BERLIN (AP) - The escalation in violence in and around Libya’s capital has resulted in the displacement of more than 8,000 people, the United Nations said Thursday.
U.N. spokesman Stephane Dujarric said the fighting in the past 24 hours was “the heaviest since the outbreak of hostilities.”
The self-styled Libyan National Army, led by Field Marshal Khalifa Hifter, launched a major military offensive earlier this month aimed at capturing Tripoli.
The oil-rich North African country is now governed by rival administrations - a U.N.-backed government in Tripoli and the west and another government supported by Hifter and his supporters in the east. Libya has also become a haven for armed groups, including several from neighboring countries and a major conduit for African migrants hoping to reach Europe.
“An estimated 650 families have requested relocation to safer areas,” Dujarric said. “However, due to access restrictions, hostilities and the indiscriminate use of weapons, evacuation teams have only been able to respond to 15 percent of all requests,” he said.
He said “families stranded inside conflict-affected areas not only fear for their safety, but are also starting to run out of supplies,” adding that “emergency service providers are operating at great personal risk, with three medical staff reportedly killed and four first responders reportedly injured.”
Dujarric said the U.N. continued to call for a humanitarian truce to allow for the provision of emergency services and the voluntary passage of civilians, including the wounded. German Chancellor Angela Merkel meanwhile urged Hifter to end his forces’ push on Tripoli, saying there can be no military solution to the country’s problems.

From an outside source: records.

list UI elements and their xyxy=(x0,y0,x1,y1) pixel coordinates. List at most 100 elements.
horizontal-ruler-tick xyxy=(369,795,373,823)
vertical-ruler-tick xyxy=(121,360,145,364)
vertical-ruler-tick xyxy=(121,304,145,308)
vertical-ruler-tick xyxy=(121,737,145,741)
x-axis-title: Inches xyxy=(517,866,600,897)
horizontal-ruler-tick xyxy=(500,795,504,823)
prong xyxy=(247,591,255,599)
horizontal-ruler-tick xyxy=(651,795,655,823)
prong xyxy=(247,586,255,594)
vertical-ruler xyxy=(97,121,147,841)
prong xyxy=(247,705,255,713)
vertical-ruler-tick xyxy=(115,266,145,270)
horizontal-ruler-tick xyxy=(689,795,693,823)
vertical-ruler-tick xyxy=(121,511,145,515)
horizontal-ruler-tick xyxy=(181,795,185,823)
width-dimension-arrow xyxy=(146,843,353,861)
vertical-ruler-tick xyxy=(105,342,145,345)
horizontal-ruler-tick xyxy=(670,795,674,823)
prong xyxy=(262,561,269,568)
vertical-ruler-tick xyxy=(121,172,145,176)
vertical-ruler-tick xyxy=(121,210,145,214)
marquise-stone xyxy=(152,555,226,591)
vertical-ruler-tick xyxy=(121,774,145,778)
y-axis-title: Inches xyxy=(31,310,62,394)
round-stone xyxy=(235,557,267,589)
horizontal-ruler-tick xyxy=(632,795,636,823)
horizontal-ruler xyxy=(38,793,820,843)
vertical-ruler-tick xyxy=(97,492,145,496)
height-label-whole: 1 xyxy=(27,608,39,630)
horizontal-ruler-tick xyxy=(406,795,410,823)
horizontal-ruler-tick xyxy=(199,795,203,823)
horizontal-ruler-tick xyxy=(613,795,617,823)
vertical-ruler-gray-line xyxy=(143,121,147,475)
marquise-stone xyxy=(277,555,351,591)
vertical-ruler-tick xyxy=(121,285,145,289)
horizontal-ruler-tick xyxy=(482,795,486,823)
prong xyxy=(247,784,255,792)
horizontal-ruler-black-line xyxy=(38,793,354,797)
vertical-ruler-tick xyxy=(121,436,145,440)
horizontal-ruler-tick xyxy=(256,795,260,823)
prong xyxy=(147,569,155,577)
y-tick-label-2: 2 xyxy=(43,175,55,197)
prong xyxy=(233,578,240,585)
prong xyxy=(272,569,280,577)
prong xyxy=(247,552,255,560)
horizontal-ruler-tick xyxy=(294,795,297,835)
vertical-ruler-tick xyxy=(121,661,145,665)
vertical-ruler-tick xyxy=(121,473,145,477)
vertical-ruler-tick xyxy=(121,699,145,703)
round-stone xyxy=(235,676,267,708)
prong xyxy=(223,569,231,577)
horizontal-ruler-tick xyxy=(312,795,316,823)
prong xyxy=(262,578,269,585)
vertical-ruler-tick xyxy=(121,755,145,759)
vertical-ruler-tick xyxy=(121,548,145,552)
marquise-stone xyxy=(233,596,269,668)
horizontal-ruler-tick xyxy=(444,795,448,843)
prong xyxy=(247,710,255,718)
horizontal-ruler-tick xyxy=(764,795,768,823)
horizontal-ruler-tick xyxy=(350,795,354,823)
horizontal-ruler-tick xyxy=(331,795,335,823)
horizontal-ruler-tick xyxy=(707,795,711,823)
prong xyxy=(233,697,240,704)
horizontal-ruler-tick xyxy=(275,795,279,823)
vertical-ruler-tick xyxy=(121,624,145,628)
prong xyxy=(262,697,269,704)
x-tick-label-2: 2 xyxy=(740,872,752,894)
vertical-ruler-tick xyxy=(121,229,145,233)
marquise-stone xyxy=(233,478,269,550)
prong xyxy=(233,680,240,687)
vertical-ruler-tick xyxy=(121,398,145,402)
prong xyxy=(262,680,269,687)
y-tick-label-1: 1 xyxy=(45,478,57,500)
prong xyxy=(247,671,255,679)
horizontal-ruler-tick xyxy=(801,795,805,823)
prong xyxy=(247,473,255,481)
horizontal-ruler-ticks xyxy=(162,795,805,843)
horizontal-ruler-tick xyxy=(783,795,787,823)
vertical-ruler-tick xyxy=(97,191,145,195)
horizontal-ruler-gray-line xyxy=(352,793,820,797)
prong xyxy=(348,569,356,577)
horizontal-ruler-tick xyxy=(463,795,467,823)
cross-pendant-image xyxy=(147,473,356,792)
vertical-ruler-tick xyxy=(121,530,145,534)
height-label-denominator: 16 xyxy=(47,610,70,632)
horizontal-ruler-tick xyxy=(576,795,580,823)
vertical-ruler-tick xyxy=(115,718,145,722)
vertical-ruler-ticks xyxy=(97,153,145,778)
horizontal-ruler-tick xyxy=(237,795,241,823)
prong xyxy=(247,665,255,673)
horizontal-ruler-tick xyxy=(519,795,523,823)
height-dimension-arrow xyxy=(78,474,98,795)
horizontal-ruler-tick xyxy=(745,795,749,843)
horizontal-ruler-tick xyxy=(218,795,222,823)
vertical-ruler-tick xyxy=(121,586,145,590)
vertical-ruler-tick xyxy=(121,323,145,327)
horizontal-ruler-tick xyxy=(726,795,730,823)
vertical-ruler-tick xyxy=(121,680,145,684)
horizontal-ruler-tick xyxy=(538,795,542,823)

Merkel’s spokesman Steffen Seibert said that Merkel made the comments in a telephone call to Fayez Sarraj, the leader of the U.N.-backed government in Tripoli.
Merkel also called for all parties involved to return to the negotiation table.
Also on Thursday, Tunisian Defense Minister Abdelkrim Zbidi said his country’s armed forces, on land and at sea, were put on alert at the borders it shares with Libya.
The escalation has threatened to plunge the fractured nation deeper into chaos and ignite civil war on the scale of the 2011 uprising that toppled and later killed longtime dictator Moammar Gadhafi.